Let me tell you another patented VodkaPundit True Story™.

The details are all correct and I haven’t even bothered to change the names because none of us were all that innocent.

Thirty-mumble years ago, I might have made a drunken 2 a.m. munchies run to the Safeway in Arcata, Calif., with my best friend, RJ, and the college girl roommates we were dating. RJ, for reasons best left unexplored, picked up a can of Libby’s Potted Meat Food Product — and then dared me to read the label.

I can never resist a dare but, this once, I wish I had because “Partially defatted beef fatty tissue” are words seared into my brain to this day.

No, we did not buy or eat any of Libby’s Potted Meat Food Product. We weren’t that drunk. At 22 and working only part-time, we weren’t even that broke.

But in Presidentish Joe Biden’s America, canned meats are flying off the shelves like rarely before.

While the New York Post didn’t mention Libby’s Potted Meat Food Product by name, the paper did report on Tuesday that “demand for cheap canned meats like Spam and Vienna Sausages is surging,” according to grocery chain execs.

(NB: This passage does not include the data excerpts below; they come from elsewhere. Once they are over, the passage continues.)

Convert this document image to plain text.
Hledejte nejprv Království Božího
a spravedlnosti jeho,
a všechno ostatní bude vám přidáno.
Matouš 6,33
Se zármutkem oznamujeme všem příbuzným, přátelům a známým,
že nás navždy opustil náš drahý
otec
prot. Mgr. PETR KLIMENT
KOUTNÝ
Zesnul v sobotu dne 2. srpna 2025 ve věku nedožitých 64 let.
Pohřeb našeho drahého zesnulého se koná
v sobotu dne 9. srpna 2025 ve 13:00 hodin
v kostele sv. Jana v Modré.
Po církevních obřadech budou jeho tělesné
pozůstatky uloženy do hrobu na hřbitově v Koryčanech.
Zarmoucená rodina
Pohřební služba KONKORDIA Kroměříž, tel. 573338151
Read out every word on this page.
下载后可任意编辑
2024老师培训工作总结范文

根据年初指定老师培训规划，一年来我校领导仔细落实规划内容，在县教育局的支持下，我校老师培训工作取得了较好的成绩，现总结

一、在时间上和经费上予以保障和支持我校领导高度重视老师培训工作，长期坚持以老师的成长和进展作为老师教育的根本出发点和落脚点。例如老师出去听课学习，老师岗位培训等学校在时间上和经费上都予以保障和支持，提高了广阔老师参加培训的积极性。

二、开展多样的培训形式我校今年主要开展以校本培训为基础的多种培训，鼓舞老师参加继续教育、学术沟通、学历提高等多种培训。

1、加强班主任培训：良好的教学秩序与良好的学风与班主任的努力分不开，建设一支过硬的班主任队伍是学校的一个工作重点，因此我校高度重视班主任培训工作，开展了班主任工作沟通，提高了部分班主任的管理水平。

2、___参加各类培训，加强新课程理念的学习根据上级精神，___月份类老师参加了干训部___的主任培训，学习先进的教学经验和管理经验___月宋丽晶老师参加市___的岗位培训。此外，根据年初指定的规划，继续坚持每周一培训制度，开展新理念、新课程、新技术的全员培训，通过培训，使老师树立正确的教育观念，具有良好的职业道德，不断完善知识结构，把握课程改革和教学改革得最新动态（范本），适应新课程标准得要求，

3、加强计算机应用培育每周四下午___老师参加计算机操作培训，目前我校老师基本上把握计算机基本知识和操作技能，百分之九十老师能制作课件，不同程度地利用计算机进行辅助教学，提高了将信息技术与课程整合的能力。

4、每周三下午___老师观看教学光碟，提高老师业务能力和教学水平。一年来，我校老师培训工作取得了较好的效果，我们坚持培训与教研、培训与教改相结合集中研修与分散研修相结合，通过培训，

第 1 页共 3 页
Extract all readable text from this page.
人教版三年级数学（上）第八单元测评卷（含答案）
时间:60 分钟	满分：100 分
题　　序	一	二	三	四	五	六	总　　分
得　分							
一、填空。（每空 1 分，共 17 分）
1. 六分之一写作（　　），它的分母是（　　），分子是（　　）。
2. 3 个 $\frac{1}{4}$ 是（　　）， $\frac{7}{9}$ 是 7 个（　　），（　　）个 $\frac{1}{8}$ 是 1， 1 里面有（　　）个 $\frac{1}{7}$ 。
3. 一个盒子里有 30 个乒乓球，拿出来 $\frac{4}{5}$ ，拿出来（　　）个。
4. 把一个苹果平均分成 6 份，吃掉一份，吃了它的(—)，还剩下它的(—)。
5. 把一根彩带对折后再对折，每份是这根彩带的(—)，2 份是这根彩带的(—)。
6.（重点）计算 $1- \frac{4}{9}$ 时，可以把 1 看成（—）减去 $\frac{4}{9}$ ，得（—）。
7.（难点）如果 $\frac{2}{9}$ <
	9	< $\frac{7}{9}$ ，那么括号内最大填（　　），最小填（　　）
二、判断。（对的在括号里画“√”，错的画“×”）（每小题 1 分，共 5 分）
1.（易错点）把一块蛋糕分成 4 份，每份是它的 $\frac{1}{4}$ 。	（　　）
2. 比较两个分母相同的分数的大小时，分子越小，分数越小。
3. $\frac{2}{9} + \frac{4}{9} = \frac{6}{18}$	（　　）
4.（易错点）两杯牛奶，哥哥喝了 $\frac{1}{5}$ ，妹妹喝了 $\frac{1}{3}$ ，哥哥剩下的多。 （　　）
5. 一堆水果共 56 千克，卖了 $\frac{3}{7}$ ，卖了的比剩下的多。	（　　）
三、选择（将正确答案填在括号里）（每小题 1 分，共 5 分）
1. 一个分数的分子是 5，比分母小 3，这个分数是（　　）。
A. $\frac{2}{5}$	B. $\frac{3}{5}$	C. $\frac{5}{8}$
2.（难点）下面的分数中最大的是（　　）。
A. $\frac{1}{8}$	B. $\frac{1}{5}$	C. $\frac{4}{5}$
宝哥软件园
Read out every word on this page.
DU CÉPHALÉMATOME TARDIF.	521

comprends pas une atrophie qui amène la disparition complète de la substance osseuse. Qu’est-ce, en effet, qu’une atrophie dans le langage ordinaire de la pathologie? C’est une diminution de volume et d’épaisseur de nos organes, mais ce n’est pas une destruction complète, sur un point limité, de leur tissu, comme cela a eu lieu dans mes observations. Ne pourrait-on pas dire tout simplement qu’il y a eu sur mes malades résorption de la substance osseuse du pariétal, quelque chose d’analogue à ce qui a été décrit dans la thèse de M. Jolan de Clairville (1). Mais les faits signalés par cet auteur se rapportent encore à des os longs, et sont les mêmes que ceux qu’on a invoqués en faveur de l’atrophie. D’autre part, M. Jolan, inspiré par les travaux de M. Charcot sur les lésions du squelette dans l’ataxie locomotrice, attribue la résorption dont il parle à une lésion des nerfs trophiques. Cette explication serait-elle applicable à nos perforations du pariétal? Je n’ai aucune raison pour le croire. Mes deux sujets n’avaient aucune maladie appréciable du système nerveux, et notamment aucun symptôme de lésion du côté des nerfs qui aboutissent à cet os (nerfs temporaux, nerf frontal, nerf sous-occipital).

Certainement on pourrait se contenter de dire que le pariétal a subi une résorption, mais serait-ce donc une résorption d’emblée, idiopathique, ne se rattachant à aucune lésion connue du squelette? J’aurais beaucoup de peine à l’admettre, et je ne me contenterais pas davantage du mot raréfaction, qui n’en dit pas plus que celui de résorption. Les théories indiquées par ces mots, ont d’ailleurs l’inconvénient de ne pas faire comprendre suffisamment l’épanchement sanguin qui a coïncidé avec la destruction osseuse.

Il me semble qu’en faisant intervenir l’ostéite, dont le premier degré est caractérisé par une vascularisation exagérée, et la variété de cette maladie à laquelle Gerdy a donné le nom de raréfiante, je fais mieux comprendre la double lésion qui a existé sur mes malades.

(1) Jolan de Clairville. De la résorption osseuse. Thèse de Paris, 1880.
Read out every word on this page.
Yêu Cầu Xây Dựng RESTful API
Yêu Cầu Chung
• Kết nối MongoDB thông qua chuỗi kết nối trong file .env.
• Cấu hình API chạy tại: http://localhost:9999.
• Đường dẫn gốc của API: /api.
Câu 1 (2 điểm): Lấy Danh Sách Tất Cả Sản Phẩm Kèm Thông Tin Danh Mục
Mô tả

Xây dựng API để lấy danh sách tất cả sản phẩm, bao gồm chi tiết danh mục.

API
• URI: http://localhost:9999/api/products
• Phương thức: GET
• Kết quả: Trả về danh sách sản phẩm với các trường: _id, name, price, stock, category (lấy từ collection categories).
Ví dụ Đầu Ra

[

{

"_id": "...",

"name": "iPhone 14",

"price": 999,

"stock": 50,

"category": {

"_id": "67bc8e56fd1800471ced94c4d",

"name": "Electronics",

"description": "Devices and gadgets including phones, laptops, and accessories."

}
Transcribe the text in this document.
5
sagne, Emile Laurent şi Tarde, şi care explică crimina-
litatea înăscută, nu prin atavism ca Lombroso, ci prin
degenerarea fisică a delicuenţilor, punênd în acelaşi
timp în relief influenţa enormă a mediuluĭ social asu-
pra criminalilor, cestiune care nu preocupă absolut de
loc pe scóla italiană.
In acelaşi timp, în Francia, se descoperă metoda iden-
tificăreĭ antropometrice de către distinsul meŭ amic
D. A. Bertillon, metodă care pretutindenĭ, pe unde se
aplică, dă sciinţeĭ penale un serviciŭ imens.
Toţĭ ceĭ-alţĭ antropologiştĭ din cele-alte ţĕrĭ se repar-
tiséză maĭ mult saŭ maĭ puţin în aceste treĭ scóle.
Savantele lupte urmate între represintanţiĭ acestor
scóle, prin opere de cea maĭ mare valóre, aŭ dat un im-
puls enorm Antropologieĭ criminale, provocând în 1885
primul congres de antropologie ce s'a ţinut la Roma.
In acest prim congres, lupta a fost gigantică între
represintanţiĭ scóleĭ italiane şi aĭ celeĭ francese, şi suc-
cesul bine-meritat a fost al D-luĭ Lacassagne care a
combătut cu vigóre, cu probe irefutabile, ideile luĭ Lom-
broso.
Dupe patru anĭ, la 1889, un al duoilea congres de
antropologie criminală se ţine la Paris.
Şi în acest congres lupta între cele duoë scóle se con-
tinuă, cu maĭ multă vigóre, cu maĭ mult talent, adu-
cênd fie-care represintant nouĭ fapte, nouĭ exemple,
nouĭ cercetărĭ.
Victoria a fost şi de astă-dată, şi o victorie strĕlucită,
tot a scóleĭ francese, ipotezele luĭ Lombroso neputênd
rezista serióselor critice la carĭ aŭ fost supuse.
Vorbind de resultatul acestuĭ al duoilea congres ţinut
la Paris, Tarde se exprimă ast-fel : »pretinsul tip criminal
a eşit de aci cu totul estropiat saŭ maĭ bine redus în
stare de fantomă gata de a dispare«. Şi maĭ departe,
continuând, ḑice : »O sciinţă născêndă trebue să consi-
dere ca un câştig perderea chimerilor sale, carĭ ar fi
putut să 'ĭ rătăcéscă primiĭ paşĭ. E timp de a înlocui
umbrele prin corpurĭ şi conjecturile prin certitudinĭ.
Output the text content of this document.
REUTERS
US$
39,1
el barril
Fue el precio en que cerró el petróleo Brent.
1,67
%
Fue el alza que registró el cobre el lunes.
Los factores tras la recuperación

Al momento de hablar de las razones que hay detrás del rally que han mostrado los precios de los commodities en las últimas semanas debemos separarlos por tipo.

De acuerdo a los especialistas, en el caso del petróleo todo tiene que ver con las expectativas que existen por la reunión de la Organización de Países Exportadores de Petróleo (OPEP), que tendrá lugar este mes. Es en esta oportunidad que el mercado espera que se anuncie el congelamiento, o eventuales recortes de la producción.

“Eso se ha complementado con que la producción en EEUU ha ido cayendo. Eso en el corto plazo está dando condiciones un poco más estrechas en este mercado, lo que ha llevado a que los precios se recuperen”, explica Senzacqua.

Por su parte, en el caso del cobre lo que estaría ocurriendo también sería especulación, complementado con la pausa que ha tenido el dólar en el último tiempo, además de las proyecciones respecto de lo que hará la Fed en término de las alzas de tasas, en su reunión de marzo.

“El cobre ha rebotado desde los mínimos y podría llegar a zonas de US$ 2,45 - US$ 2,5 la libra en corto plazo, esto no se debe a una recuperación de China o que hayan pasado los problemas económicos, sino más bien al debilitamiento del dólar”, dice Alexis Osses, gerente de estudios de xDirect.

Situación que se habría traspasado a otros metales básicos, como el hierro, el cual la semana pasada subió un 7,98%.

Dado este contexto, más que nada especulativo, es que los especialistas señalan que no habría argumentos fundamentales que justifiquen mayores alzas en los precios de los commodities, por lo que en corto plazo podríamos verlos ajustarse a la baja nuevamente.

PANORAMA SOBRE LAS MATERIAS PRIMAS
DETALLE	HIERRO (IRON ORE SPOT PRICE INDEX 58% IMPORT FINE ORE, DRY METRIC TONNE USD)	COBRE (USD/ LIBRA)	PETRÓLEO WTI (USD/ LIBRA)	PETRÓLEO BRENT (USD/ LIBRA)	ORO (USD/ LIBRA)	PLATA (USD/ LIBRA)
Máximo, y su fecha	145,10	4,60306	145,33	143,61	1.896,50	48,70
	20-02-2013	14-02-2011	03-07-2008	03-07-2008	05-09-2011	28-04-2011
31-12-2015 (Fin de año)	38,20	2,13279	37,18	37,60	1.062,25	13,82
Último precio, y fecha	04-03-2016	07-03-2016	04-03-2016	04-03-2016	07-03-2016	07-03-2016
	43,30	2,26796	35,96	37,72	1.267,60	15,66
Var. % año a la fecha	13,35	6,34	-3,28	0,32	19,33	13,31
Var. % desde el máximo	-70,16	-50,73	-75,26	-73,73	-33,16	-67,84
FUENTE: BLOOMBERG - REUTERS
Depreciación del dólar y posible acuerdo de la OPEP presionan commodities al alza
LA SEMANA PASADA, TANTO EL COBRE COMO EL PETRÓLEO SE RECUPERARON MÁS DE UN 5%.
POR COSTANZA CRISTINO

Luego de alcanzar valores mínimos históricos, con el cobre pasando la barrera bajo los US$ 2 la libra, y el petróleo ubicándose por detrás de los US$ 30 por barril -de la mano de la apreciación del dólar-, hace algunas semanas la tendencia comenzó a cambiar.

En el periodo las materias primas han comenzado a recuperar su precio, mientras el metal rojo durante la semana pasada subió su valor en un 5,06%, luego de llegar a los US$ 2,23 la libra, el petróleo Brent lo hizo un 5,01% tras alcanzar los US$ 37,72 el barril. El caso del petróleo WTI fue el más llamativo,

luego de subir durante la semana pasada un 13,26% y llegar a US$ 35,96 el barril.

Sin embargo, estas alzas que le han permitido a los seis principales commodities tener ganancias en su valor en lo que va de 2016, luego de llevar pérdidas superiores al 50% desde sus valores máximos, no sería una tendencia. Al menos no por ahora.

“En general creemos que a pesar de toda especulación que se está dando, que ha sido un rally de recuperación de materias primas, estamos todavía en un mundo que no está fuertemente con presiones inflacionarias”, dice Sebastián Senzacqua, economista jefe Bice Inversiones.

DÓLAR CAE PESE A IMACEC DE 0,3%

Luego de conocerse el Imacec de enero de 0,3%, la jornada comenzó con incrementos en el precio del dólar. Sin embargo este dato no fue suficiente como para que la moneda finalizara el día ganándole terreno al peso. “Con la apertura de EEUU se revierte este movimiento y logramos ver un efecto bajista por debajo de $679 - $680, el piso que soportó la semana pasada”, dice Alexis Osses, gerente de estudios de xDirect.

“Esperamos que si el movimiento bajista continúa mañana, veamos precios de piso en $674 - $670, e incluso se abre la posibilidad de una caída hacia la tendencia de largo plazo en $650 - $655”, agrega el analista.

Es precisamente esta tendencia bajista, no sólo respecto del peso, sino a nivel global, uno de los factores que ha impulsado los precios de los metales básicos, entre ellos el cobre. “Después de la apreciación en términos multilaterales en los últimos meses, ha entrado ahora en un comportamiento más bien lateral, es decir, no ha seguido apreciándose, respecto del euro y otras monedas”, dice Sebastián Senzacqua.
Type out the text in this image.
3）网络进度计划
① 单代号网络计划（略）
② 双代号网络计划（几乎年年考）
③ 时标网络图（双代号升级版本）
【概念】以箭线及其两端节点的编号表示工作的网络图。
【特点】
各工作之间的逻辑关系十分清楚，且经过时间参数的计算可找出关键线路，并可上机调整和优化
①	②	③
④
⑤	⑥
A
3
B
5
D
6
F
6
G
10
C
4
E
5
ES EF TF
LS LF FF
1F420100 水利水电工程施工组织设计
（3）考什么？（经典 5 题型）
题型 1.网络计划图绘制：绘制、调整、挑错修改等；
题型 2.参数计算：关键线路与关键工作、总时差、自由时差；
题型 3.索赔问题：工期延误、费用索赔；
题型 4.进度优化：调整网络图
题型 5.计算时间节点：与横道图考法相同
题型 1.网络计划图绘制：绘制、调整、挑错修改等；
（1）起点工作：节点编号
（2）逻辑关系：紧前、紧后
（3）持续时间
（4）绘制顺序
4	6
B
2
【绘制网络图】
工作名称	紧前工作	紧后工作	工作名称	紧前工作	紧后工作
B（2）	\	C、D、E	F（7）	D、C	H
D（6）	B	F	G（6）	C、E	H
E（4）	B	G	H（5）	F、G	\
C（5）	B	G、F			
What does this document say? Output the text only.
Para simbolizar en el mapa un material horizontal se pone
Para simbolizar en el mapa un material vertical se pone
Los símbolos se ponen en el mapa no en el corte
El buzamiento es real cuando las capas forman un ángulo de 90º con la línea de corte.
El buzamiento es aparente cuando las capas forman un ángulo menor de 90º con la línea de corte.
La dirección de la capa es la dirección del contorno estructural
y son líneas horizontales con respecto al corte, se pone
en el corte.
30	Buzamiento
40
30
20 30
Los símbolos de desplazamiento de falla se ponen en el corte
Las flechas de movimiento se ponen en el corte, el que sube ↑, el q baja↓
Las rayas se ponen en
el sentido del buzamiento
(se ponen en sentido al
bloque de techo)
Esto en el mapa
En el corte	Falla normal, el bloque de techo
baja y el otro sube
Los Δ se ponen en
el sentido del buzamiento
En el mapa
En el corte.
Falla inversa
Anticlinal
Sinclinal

“Spam is a regular item again,” Bronx grocery store owner Miguel Garcia told The Post. “I’m selling them at a discount now because I’m buying more.” He’s even set up showcases at his Foodtown, Keyfood, and Met Foodmarket locations for inexpensive items like Spam, Libby’s Corned Beef, and Chef Boyardee Spaghetti & Meatballs because demand is up 10%.

Garcia said his average sale is now $15, down from $20 at the end of last year because customers are choosing cheaper items.

These are the expectations baked into the shopping habits of everyday Americans after three years of Bidenomics.

And Zee Bugz, too, Steve, don’t forget Zee Deeelishious Bugz!

What a world we’ve let them make for us, eh?